En 2017, me fui a Zamora, al Congreso de Antropología e Historias regionales organizado por el Colegio de Michoacán denominado ‘Soberanías en vilo’. Recuerdo que entre uno de los debates más interesantes se hablaba de la idea de ‘Estado clan’ para referirse al estado fallido, corrompido, coludido, carcomido por los intereses privados y del crimen organizado. Allí se reflexionó desde una perspectiva académica con interesantes trabajos de cambio y etnográficos sobre cómo en América Latina ese modelo de Estado ha tomado auge. Debería de ser que ese Estado soberano no solamente resguarde la paz en sus fronteras, sino sea el responsable de proveer los bienes comunes: seguridad, acceso a la educación, a la salud y a un medioambiente sano.

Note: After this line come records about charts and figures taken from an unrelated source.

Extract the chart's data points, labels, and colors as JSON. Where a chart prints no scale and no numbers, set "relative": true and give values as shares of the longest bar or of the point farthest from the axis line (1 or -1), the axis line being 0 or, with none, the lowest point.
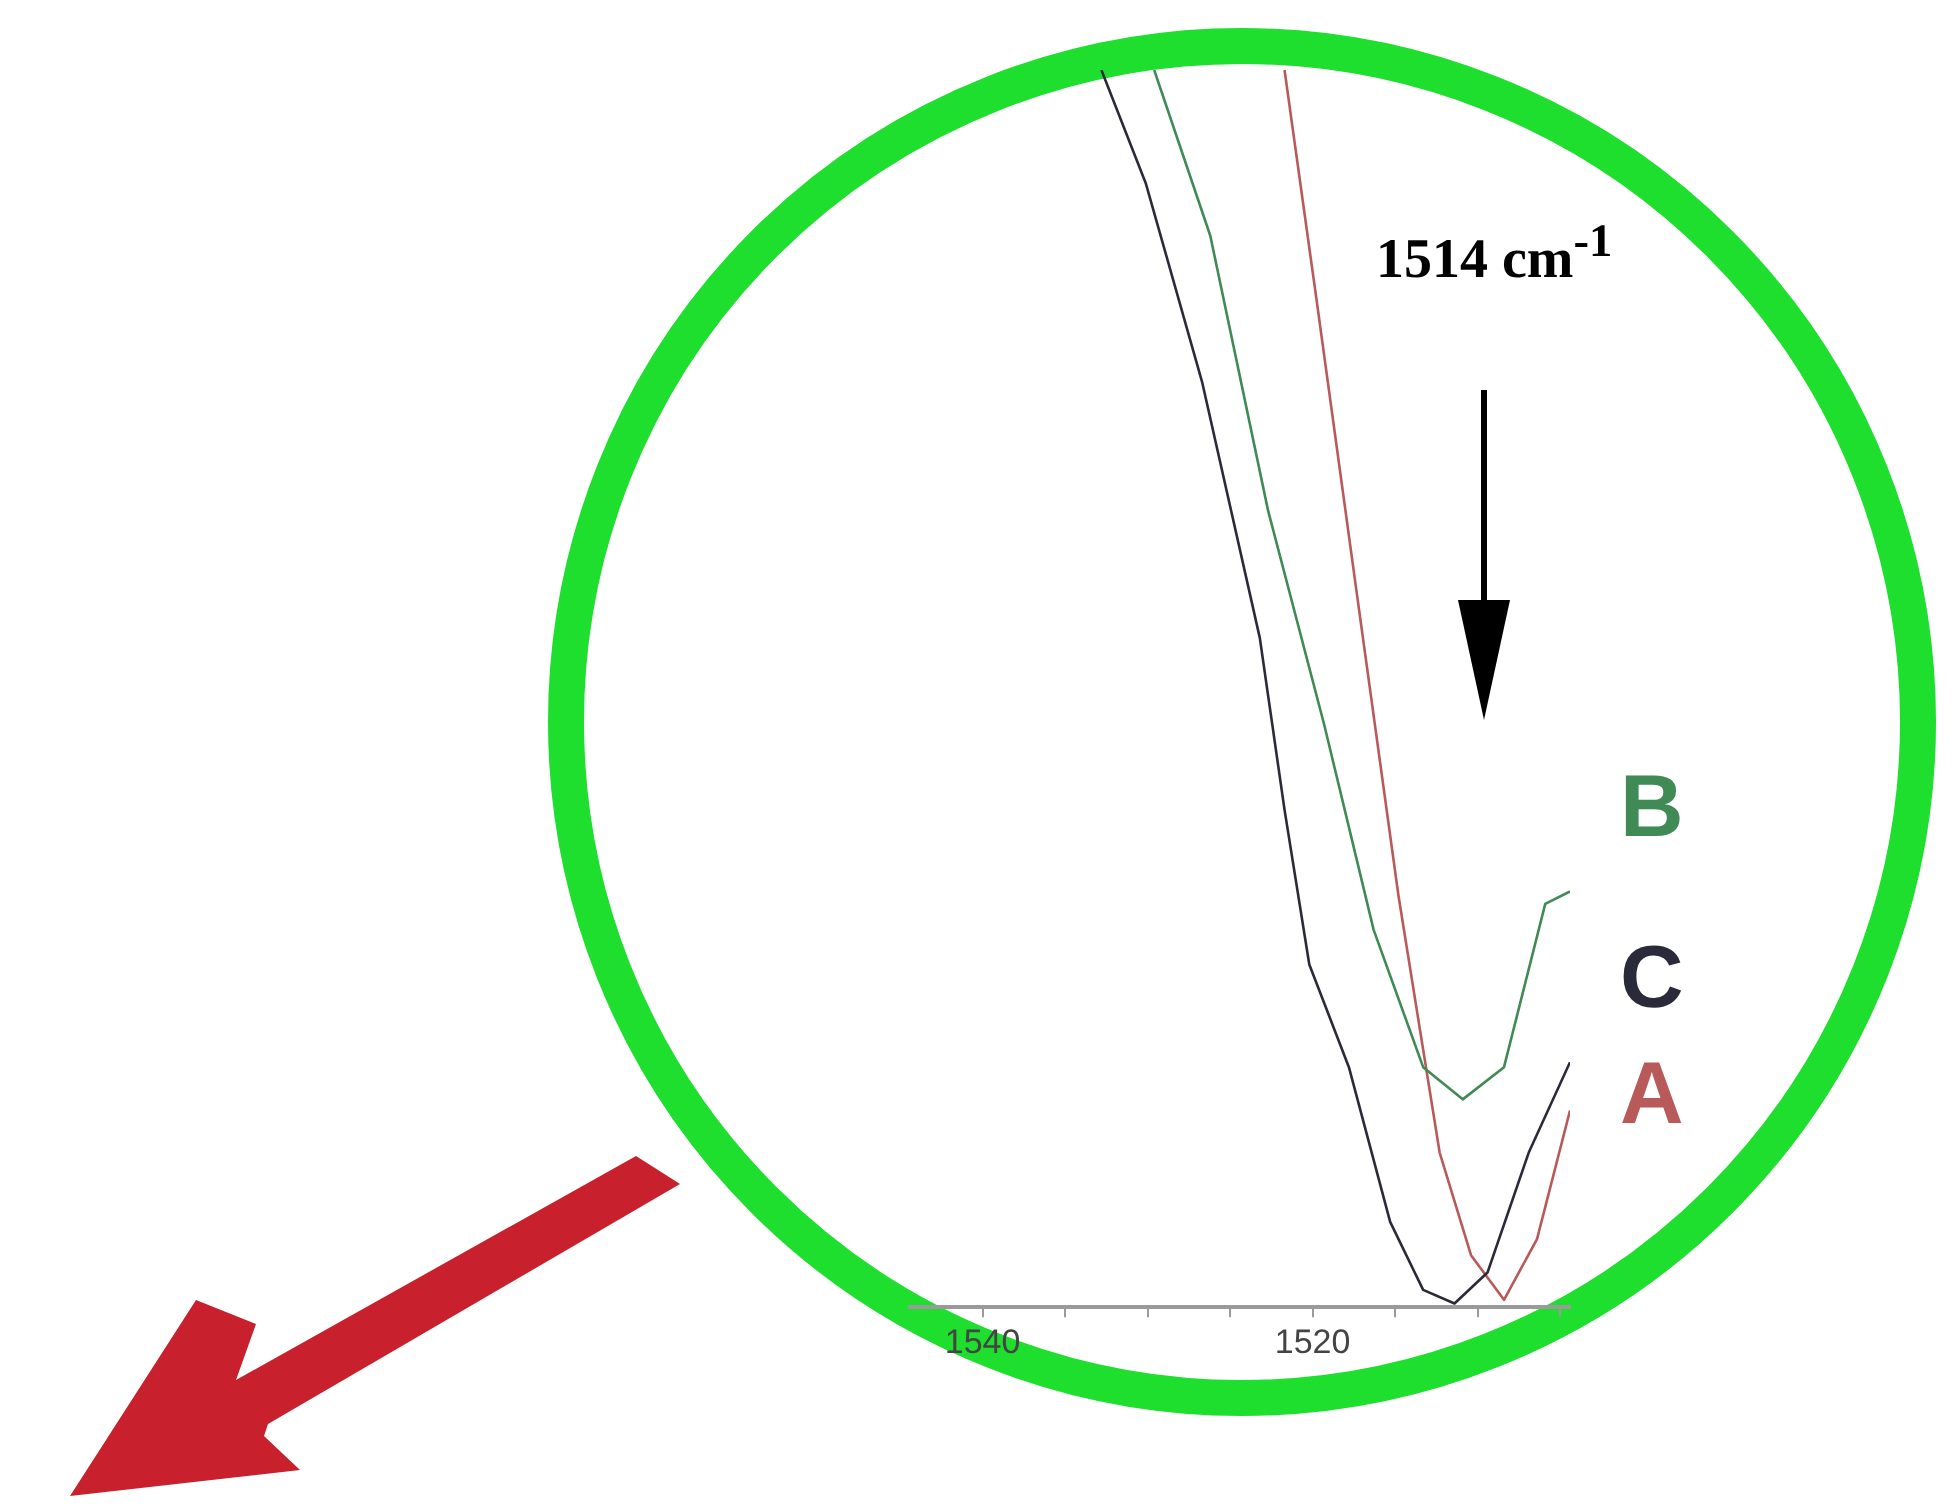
{
  "chart_data": {
    "type": "line",
    "relative": true,
    "marker": "none",
    "line_style": "solid",
    "grid": false,
    "legend": false,
    "xlim": [
      1544.4,
      1504.4
    ],
    "xticks": [
      1540,
      {
        "value": 1535,
        "label": null
      },
      {
        "value": 1530,
        "label": null
      },
      {
        "value": 1525,
        "label": null
      },
      1520,
      {
        "value": 1515,
        "label": null
      },
      {
        "value": 1510,
        "label": null
      },
      {
        "value": 1505,
        "label": null
      }
    ],
    "annotations": [
      "1514 cm$^{-1}$"
    ],
    "series": [
      {
        "name": "B",
        "color": "#3f8a55",
        "x": [
          1529.6,
          1526.2,
          1522.7,
          1519.3,
          1516.3,
          1513.3,
          1510.9,
          1508.4,
          1505.9,
          1504.4
        ],
        "values": [
          1.0,
          0.866,
          0.644,
          0.471,
          0.305,
          0.194,
          0.168,
          0.194,
          0.326,
          0.336
        ]
      },
      {
        "name": "C",
        "color": "#2a2a3a",
        "x": [
          1532.8,
          1530.1,
          1526.7,
          1523.2,
          1521.7,
          1520.2,
          1517.8,
          1515.3,
          1513.3,
          1511.4,
          1509.4,
          1506.9,
          1504.4
        ],
        "values": [
          1.0,
          0.908,
          0.748,
          0.541,
          0.402,
          0.277,
          0.194,
          0.069,
          0.014,
          0.003,
          0.028,
          0.125,
          0.198
        ]
      },
      {
        "name": "A",
        "color": "#b85a5a",
        "x": [
          1521.7,
          1519.8,
          1517.3,
          1514.8,
          1512.3,
          1510.4,
          1508.4,
          1506.4,
          1504.4
        ],
        "values": [
          1.0,
          0.818,
          0.575,
          0.333,
          0.125,
          0.042,
          0.006,
          0.055,
          0.159
        ]
      }
    ]
  }
}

Lo hemos ido viendo progresivamente, los países del Triángulo del norte y en México muchas “vidas están en vilo”, así precisamente se llama el libro publicado por la Casa del Migrante de Tijuana AC (http://www.migrante.com.mx/tijuana.html), lo obtuve en 2017 y me permito citar algunos de los miles de testimonios de los cuales esta Casa ha sido testigo y depositaria:
“Me deportaron al tratar de cruzar. Tenía 15 años viviendo en Estados Unidos, pero tuvimos un problema con el gobierno municipal en Guerrero. Sucede que las autoridades querían quitarnos unos terrenos que habíamos comprado con el pretexto de que estaban abandonados. Como no los queríamos perder, porque habíamos invertido nuestros ahorros para comprarlos, decidimos en familia que yo fuera arreglar ese asunto. Duré ocho meses haciendo los trámites, ya que hay una corrupción tremenda desde las instituciones, pero finalmente quedó todo arreglado. Cuando quise regresar a Estados Unidos, me agarraron en el cruce y me deportaron. Mi papá está enfermo quedó paralizado de la mitad del cuerpo, mi esposa que trabaja como cocinera es la que está cargando con todos los gastos desde que me vine a México”.
“En el 2002 salí de El Salvador a Guatemala en un autobús, era la primera vez. Crucé la frontera de Tapachula e Hidalgo, no pagué para que me cruzaran, me crucé caminando porque el río estaba ‘pachito’. De Hidalgo me fui en el tren de carga hasta Arriaga, pues no traía dinero para pagar el autobús. Al bajarnos del tren nos estaban esperando policías federales y agentes de migración, nos corretearon como por media hora, querían detenernos para deportarnos. Me detuvieron mientras me estaba bañando en el río, me devolvieron hacia la frontera entre Guatemala y El Salvador, pero me les regresé en el mismo camión de la migración. Me fui a Tapachula y luego a Arriaga, ahí me subí al tren que iba a Ixtepec. Los soldados nos disparaban balines que que bajáramos del tren, pero no lograron bajarnos, finalmente llegamos a nuestro destino a Medias Aguas, nos escondimos en un río. En eso estábamos cuando llegaron unos encapuchados que nos quitaron las pocas pertenencias que llevábamos y nos golpearon. Golpeaban con más coraje a la gente que no llevaba nada”.
En mis recorridos por algunos estados de la República Mexicana y por el Triángulo Norte, he caído en la cuenta que el camino que cualquier persona quiera emprender para migrar voluntaria o forzosamente está plagado de cientos de barreras visibles e invisibles que representan una amenaza para su dignidad, particularmente para su integridad física. Las historias no tienen mucho de diferente entre Guerrero y El Salvador, al contrario se trata de una misma lucha por la sobrevivencia. La carta encíclica ‘Pacem in terris’ afirmaba que todo hombre “tiene un derecho a la existencia, a la integridad corporal, a los medios necesarios para un decoroso nivel de vida, cuáles son, principalmente, el alimento, el vestido, la vivienda, el descanso, la asistencia médica y, finalmente, los servicios sociales indispensables” (n. 11). Es comprensible que si una persona, hombre o mujer, no goza de una vida digna en su país, tiene el derecho, de irse a otro lugar, ya que cada persona humana tiene inherente una dignidad que no debería estar amenazada. Es claro que hay procedimientos administrativos que cumplir, pero en ninguna circunstancia la ausencia o falta de estos debería poner en riesgo la vida misma de la persona.
El llamamiento que la Iglesia hace es constantemente a la solidaridad y a la caridad con quienes buscan refugio y mejores posibilidades de vida. Si el Estado falla, las vidas en vilo de miles de personas que viven la separación de sus familias, la repatriación, la violencia por causa de la migración, siempre deberían encontrar esperanza.